Here are some
data where the values of both variables were obtained by sampling. They
are the homocysteine and folate (as measured by CLC) levels for a sample
of individuals. Both variables are skewed to the right and the joint
distribution does not have an elliptical shape. If a straight line was
fitted to the data with HCY as a response, the variability about the line
would be much greater for smaller values of folate and there is a
suggestion that the drop in HCY with increasing vitamin status is greater
at lower folate levels.
When logarithmic
transformations are applied to both variables, the distributions of
the individual variables are less skewed and their joint distributions is
roughly ellipsoidal. A straight line seem a like reasonable candidate for
describing the association between the variables and the variances appear to
be roughly constant about the line.
Often both variables will not need to be transformed and, even when two transformations are necessary, they may not be the same, When only one variable needs to be transformed in a simple linear regression, should it be the response or the predictor? Consider a data set showing a quadratic (parabolic) effect between Y and X. There are two ways to remove the nonlinearity by transforming the data. One is to square the predictor; the other is to take the square root of the response. The rule that is used to determine the approach is, "First, transform the Y variable to achieve homoscedasticity (constant variance). Then, transform the X variable to achieve linearity."

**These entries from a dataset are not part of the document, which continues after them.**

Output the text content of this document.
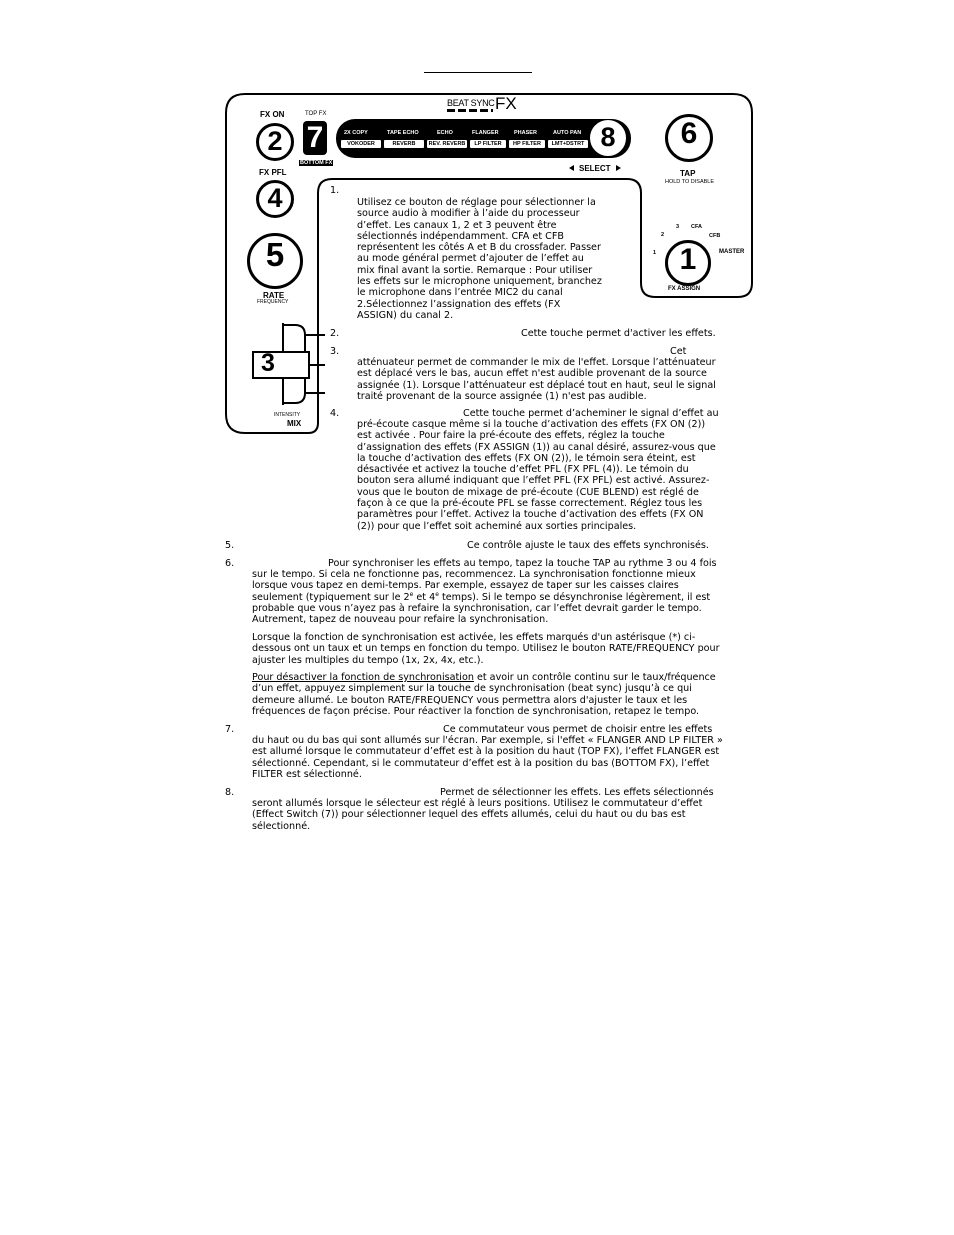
BEAT SYNC FX
FX ON
2
TOP FX
7
BOTTOM FX
2X COPY	TAPE ECHO	ECHO	FLANGER	PHASER	AUTO PAN
VOKODER	REVERB	REV. REVERB	LP FILTER	HP FILTER	LMT+DSTRT 8
SELECT
6
TAP
HOLD TO DISABLE
FX PFL
4
5
RATE
FREQUENCY
3
INTENSITY
MIX
3 CFA
2	CFB
1	MASTER
1
FX ASSIGN
1.
Utilisez ce bouton de réglage pour sélectionner la source audio à modifier à l’aide du processeur d’effet. Les canaux 1, 2 et 3 peuvent être sélectionnés indépendamment. CFA et CFB représentent les côtés A et B du crossfader. Passer au mode général permet d’ajouter de l’effet au mix final avant la sortie. Remarque : Pour utiliser les effets sur le microphone uniquement, branchez le microphone dans l’entrée MIC2 du canal 2.Sélectionnez l’assignation des effets (FX ASSIGN) du canal 2.
2.	Cette touche permet d'activer les effets.
3.	Cet
atténuateur permet de commander le mix de l'effet. Lorsque l’atténuateur est déplacé vers le bas, aucun effet n'est audible provenant de la source assignée (1). Lorsque l’atténuateur est déplacé tout en haut, seul le signal traité provenant de la source assignée (1) n'est pas audible.
4.	Cette touche permet d’acheminer le signal d’effet au
pré-écoute casque même si la touche d’activation des effets (FX ON (2)) est activée . Pour faire la pré-écoute des effets, réglez la touche d’assignation des effets (FX ASSIGN (1)) au canal désiré, assurez-vous que la touche d’activation des effets (FX ON (2)), le témoin sera éteint, est désactivée et activez la touche d’effet PFL (FX PFL (4)). Le témoin du bouton sera allumé indiquant que l’effet PFL (FX PFL) est activé. Assurez-vous que le bouton de mixage de pré-écoute (CUE BLEND) est réglé de façon à ce que la pré-écoute PFL se fasse correctement. Réglez tous les paramètres pour l’effet. Activez la touche d’activation des effets (FX ON (2)) pour que l’effet soit acheminé aux sorties principales.
5.	Ce contrôle ajuste le taux des effets synchronisés.
6.	Pour synchroniser les effets au tempo, tapez la touche TAP au rythme 3 ou 4 fois
sur le tempo. Si cela ne fonctionne pas, recommencez. La synchronisation fonctionne mieux lorsque vous tapez en demi-temps. Par exemple, essayez de taper sur les caisses claires
seulement (typiquement sur le 2e et 4e temps). Si le tempo se désynchronise légèrement, il est
probable que vous n’ayez pas à refaire la synchronisation, car l’effet devrait garder le tempo. Autrement, tapez de nouveau pour refaire la synchronisation.
Lorsque la fonction de synchronisation est activée, les effets marqués d'un astérisque (*) ci-dessous ont un taux et un temps en fonction du tempo. Utilisez le bouton RATE/FREQUENCY pour ajuster les multiples du tempo (1x, 2x, 4x, etc.).
Pour désactiver la fonction de synchronisation et avoir un contrôle continu sur le taux/fréquence d’un effet, appuyez simplement sur la touche de synchronisation (beat sync) jusqu’à ce qui demeure allumé. Le bouton RATE/FREQUENCY vous permettra alors d'ajuster le taux et les fréquences de façon précise. Pour réactiver la fonction de synchronisation, retapez le tempo.
7.	Ce commutateur vous permet de choisir entre les effets
du haut ou du bas qui sont allumés sur l'écran. Par exemple, si l'effet « FLANGER AND LP FILTER » est allumé lorsque le commutateur d’effet est à la position du haut (TOP FX), l’effet FLANGER est sélectionné. Cependant, si le commutateur d’effet est à la position du bas (BOTTOM FX), l’effet FILTER est sélectionné.
8.	Permet de sélectionner les effets. Les effets sélectionnés
seront allumés lorsque le sélecteur est réglé à leurs positions. Utilisez le commutateur d’effet (Effect Switch (7)) pour sélectionner lequel des effets allumés, celui du haut ou du bas est sélectionné.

Transforming the X variable does little to change distribution of the
data about the (possibly nonlinear) regression line. Transforming X is
equivalent to cutting the joint distribution into vertical slices and
changing the spacing of the slices. This doesn't do anything to the
vertical locations of data within the slices. Transforming the Y variable
not only changes the shape of regression line, but it alters the relative
vertical spacing of the observations. Therefore, it has been suggested
that the Y variable be transformed first to achieve constant variance
around a possibly non-linear regression curve and then the X variable be
transformed to make things linear.